Turkmenistan verheimlicht laut Aktivisten Epidemie

Die zentralasiatische Republik Turkmenistan verheimlicht Menschenrechtlern und Diplomaten zufolge weiter die Ausbreitung des gefährlichen Coronavirus. Die Regierung in dem autoritär geführten Staat an der Grenze zum Iran gefährde mit ihrem Schweigen Menschenleben, teilte die Organisation Human Rights Watch (HRW) heute mit.

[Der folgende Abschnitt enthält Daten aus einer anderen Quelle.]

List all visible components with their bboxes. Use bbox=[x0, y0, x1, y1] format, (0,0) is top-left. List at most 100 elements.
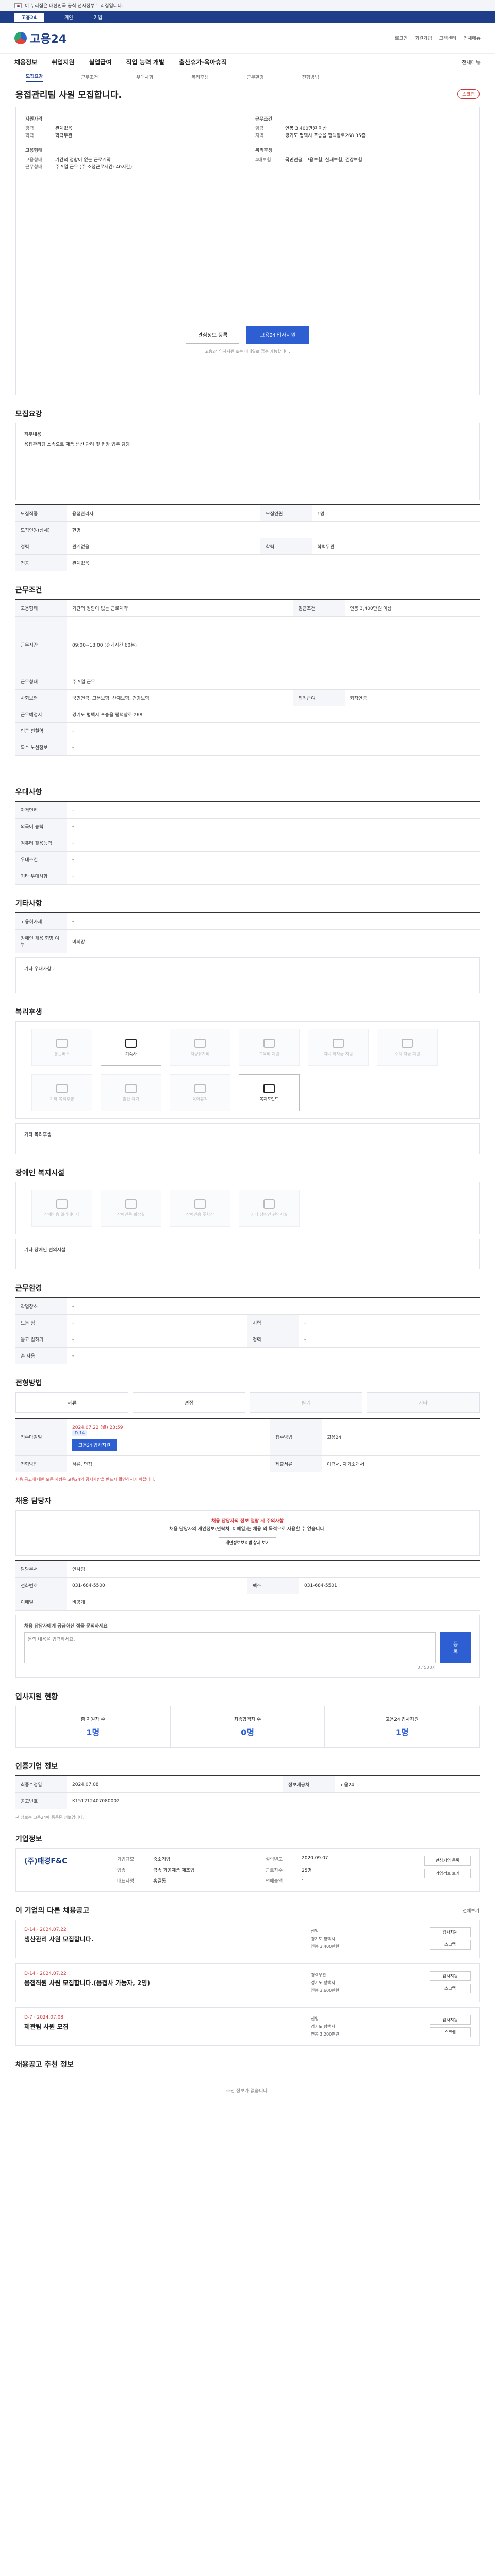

Nach offiziellen Angaben gibt es in der Ex-Sowjetrepublik, die ähnlich abgeschottet ist wie Nordkorea, keinen einzigen Fall der Lungenkrankheit Covid-19. HRW listet aber zahlreiche Quellen auf, die das Gegenteil belegen, darunter auch mehrere Todesfälle von Ärzten.

Die deutsche Botschaft in der turkmenischen Hauptstadt Aschgabat hat ihren Betrieb wegen Covid-19 nach Darstellung ihrer Internetseite bereits seit April eingeschränkt. Die US-Botschaft dort berichtet auf ihrer Website über das Infektionsgeschehen. Das turkmenische Außenministerium wiederum warf den US-Diplomaten vor, Falschnachrichten zu verbreiten. Unabhängige Medien gibt es in dem Land am Kaspischen Meer nicht.

In den anderen zentralasiatischen Ex-Sowjetrepubliken Kasachstan, Usbekistan, Kirgistan und Tadschikistan gibt es jeweils Tausende Infizierte.